– Захар! – закричал он.
В комнате, которая отделялась только небольшим коридором от кабинета Ильи Ильича, послышалось сначала точно ворчанье цепной собаки, потом стук спрыгнувших откуда-то ног. Это Захар спрыгнул с лежанки, на которой обыкновенно проводил время, сидя погруженный в дремоту.
В комнату вошел пожилой человек, в сером сюртуке, с прорехою под мышкой, откуда торчал клочок рубашки, в сером же жилете, с медными пуговицами, с голым, как колено, черепом и с необъятно широкими и густыми русыми с проседью бакенбардами, из которых каждой стало бы на три бороды.

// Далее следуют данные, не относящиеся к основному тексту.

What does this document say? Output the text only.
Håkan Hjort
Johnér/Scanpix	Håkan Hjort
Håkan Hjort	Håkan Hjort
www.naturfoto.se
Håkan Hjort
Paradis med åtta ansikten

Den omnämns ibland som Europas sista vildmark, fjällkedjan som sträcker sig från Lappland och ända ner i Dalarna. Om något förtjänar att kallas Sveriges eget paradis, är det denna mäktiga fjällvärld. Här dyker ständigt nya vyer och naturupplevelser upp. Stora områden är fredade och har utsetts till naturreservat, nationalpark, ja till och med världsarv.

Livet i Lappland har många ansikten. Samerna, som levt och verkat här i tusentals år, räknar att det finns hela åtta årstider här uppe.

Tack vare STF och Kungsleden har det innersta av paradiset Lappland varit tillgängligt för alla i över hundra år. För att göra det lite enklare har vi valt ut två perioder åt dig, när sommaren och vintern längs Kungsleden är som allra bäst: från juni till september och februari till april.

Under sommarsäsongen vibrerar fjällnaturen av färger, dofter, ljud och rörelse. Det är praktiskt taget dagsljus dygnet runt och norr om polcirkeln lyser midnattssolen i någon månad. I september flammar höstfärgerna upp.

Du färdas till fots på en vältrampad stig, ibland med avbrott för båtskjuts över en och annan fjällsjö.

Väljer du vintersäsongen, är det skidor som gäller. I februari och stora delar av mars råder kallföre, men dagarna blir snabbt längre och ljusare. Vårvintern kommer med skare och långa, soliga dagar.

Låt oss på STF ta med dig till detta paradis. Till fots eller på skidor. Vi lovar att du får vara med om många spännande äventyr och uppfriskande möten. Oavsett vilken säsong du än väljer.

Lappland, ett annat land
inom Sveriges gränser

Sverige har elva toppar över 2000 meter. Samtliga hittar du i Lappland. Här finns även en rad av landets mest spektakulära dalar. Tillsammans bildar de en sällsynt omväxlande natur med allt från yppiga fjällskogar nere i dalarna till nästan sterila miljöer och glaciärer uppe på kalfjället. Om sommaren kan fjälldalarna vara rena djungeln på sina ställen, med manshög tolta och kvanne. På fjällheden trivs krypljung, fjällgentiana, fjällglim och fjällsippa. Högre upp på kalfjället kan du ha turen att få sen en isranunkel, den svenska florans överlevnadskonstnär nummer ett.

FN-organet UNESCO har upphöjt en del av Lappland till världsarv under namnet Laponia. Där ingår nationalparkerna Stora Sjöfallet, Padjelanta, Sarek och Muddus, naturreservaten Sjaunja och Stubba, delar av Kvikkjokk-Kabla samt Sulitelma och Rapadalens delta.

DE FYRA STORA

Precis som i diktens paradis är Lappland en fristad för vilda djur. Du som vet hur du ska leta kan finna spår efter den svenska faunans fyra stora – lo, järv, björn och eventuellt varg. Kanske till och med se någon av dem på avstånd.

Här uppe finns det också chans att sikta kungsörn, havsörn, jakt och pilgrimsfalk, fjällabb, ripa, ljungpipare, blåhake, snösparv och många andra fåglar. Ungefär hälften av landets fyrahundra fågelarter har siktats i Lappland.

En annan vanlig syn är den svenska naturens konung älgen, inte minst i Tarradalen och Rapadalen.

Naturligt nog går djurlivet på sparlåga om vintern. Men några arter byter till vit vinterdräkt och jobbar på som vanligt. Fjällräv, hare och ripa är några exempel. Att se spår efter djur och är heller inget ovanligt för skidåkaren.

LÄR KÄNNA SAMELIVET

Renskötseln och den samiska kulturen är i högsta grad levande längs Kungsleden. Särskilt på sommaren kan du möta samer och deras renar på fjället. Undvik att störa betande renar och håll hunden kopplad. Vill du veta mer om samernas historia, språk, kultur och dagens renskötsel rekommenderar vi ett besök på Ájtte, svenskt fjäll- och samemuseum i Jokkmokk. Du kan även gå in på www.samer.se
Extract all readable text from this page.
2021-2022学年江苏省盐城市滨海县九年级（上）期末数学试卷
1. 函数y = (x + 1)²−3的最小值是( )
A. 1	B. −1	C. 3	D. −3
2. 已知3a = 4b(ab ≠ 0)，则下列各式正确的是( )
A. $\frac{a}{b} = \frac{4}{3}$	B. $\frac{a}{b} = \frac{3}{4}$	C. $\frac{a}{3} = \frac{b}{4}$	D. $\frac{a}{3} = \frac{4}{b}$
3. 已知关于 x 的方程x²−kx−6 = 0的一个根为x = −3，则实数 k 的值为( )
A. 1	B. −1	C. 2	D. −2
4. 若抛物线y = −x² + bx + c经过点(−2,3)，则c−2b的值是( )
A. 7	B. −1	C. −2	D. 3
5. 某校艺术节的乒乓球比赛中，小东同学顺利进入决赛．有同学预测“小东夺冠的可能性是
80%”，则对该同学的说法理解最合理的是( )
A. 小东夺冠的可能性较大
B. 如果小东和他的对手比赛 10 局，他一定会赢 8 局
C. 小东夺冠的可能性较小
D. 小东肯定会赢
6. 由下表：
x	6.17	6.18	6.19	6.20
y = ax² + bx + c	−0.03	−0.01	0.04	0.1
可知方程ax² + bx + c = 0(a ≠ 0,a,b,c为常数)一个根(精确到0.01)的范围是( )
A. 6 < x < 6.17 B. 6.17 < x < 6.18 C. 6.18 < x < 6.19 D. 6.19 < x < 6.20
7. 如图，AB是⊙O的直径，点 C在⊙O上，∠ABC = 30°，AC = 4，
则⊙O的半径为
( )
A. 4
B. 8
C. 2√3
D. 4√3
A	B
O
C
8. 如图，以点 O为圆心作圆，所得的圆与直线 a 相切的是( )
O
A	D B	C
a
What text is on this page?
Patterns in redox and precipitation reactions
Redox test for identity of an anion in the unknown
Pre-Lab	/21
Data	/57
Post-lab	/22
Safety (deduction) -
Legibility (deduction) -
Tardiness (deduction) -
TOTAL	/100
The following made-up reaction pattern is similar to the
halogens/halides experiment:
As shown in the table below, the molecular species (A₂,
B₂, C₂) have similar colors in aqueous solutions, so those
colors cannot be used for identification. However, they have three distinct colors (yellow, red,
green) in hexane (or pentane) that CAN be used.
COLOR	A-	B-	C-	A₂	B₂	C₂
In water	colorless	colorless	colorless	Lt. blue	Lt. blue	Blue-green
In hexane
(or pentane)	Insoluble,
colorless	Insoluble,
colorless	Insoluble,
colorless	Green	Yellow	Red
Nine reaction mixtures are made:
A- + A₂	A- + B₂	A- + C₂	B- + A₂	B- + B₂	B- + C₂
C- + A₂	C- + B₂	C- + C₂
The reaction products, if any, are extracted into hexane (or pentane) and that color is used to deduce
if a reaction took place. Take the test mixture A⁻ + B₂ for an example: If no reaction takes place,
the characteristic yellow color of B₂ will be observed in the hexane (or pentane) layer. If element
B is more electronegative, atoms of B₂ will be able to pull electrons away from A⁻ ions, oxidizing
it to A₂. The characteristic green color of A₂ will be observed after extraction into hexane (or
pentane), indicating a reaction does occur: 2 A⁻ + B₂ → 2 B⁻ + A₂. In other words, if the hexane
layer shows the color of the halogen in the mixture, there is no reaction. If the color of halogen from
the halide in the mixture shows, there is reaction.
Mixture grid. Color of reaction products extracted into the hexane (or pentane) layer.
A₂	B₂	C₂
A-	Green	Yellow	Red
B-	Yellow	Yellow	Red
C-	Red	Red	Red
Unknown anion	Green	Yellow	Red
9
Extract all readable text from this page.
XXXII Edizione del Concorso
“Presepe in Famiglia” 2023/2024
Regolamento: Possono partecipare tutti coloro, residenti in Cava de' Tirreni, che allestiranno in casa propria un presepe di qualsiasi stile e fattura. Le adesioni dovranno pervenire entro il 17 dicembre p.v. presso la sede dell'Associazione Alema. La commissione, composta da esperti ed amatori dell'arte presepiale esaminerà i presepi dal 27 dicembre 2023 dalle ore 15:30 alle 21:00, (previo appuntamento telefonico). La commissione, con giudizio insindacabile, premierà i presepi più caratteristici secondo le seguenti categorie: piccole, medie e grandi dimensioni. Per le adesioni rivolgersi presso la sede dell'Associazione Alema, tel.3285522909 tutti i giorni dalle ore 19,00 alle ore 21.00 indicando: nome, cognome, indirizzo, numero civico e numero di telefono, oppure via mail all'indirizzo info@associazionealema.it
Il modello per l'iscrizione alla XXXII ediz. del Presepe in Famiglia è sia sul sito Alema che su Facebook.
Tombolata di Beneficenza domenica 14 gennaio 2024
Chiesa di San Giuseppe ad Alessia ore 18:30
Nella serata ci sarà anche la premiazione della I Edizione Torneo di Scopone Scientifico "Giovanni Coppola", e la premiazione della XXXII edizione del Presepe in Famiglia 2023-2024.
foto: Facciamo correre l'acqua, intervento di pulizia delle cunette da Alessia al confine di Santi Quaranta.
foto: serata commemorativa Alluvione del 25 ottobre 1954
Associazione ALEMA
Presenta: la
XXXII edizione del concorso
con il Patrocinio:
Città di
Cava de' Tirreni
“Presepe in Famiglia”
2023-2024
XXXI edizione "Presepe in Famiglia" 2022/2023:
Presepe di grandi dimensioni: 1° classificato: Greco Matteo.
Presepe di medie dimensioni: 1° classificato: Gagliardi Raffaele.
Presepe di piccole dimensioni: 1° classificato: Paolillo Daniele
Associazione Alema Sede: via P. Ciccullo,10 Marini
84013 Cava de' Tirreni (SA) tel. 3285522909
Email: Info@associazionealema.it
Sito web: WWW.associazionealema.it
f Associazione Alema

Захар не старался изменить не только данного ему Богом образа, но и своего костюма, в котором ходил в деревне. Платье ему шилось по вывезенному им из деревни образцу. Серый сюртук и жилет нравились ему и потому, что в этой полуформенной одежде он видел слабое воспоминание ливреи, которую он носил некогда, провожая покойных господ в церковь или в гости; а ливрея в воспоминаниях его была единственною представительницею достоинства дома Обломовых.
Более ничто не напоминало старику барского широкого и покойного быта в глуши деревни. Старые господа умерли, фамильные портреты остались дома и, чай, валяются где-нибудь на чердаке; предания о старинном быте и важности фамилии всё глохнут или живут только в памяти немногих, оставшихся в деревне же стариков. Поэтому для Захара дорог был серый сюртук: в нем да еще в кое-каких признаках, сохранившихся в лице и манерах барина, напоминавших его родителей, и в его капризах, на которые хотя он и ворчал, и про себя и вслух, но которые между тем уважал внутренно, как проявление барской воли, господского права, видел он слабые намеки на отжившее величие.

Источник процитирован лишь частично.